Viagens
- Luiz Sampaio
- 10 de set. de 2019
- 2 min de leitura
Sua primeira lembrança foi o sentimento de “para sempre” quando, aos três anos de idade, lhe explicaram “não chora, mamãe volta logo, só dois anos, passa rápido, você nem vai sentir”. A pista imensa, sem fim. A mamãe foi se afastando, afastando, entrou no avião e desapareceu. Transformou-se em cartões postais que ele não entendia muito bem: de onde? mamãe? quem?
E havia o espelho da sala. Alto até o teto. Bonito. Dourado. Lá em cima o brasão do seu bisavô. Ainda glorioso em tantas narrativas distantes como contos de fadas: conde, condessa, festas, riquezas e imperador. Bem no cantinho, na base do espelho, aos seis ele colou a fotozinha do Sultão, seu amado perdigueiro, atropelado por um caminhão no sítio do papai. Aos nove juntou-se a da Chibata, sua eguinha alazã, cuja vacina estava vencida e o tétano a matou. Aos doze foi o Gimba, seu inesquecível pastor alemão. Assim a vida foi sendo gravada no espelho, em imagens que lá sobrevivessem entre as outras, passageiras, que desapareciam sem contar lembranças.
Ano a ano fazia um risco na moldura, com um lápis rente à cabeça, as costas retas encostadas no espelho, para gravar sua altura no dia do aniversário. Depois, com um prego, fazia uma leve ranhura no dourado, deixando ali sua marca para sempre. A penúltima foi aos treze. Depois já era grande e não mais se permitia bobagens de criança. A última foi aos dezenove, antes de tomar o avião para a bolsa de estudos, como fizera sua mãe. Foi este o último gesto da sua infância, registrado no espelho para todo o sempre.
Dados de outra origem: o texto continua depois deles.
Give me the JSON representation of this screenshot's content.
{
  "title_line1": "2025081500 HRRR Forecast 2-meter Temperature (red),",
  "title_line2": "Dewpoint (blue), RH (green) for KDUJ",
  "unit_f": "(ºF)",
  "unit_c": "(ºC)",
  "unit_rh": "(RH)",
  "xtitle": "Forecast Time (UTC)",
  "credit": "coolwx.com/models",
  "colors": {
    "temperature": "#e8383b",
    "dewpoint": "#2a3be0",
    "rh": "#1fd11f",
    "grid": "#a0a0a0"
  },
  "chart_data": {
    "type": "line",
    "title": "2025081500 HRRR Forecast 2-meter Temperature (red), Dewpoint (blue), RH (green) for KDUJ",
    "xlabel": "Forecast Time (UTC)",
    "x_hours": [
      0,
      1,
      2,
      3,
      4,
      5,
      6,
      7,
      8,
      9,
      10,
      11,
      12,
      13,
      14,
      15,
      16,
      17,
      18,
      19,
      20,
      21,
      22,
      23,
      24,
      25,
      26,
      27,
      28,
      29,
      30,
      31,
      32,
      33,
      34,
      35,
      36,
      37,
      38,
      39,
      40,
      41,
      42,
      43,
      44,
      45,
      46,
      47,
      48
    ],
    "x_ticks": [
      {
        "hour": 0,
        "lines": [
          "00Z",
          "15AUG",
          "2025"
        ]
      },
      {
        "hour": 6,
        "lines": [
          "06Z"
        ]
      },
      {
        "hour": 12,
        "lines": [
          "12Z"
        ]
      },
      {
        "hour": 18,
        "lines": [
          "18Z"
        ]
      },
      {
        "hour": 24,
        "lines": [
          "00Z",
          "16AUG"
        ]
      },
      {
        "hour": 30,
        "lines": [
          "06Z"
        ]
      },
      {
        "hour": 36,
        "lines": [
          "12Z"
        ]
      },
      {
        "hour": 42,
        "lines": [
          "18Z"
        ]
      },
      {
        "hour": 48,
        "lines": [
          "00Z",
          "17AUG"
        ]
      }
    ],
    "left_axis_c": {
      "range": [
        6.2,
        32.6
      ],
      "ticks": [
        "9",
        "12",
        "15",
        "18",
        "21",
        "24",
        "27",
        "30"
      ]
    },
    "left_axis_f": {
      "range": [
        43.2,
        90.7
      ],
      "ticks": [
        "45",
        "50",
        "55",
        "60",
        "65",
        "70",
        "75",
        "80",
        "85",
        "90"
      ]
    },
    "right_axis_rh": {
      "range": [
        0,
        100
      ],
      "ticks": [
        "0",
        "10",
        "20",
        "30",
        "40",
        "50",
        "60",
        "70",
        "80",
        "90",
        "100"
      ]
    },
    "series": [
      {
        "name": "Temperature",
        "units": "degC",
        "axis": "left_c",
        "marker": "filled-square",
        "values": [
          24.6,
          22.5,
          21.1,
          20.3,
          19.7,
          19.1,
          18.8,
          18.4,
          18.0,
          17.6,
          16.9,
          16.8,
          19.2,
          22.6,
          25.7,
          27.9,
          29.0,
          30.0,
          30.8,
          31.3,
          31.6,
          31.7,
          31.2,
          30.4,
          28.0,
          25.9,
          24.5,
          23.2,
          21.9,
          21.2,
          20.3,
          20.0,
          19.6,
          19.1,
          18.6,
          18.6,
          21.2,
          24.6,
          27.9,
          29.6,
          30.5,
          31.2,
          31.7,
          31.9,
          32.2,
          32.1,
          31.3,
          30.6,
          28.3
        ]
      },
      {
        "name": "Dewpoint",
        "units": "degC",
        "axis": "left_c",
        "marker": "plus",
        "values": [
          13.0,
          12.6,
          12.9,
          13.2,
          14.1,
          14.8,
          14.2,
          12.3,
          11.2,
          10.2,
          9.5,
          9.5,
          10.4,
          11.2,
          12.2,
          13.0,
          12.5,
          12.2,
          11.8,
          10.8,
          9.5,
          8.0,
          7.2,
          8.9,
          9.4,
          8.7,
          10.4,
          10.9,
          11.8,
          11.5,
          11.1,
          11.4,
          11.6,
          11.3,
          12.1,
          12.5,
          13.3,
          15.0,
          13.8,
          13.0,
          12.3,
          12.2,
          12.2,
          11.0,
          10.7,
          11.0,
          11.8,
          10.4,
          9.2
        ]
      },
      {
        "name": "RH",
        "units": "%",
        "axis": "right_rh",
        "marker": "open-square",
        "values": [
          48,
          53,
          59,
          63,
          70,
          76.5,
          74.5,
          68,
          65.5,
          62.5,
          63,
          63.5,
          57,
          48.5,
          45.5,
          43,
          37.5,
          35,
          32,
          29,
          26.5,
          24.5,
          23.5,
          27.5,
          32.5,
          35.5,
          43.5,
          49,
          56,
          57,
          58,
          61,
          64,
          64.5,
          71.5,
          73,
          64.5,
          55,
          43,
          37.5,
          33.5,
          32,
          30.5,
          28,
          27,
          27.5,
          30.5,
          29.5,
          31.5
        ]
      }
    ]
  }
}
Guardo ainda os móveis da minha mãe. Na sala, o espelho me olha tanto quanto eu a ele. Miramos-nos toda vez que volto ao passado, eu consternado, ele silencioso em sua superfície impassível, como se nunca houvesse existido meu bisavô e as gerações que me forjaram como hoje sou. Por mais que tente ver através de suas manchas, suas rachaduras do tempo, nada encontro que me diga o que foram, o que fui. Apenas esta expressão de cansaço, este ser arcado me aparece indelével por um instante, enquanto busco em minha imagem alguma coisa que eu reconheça como sendo eu.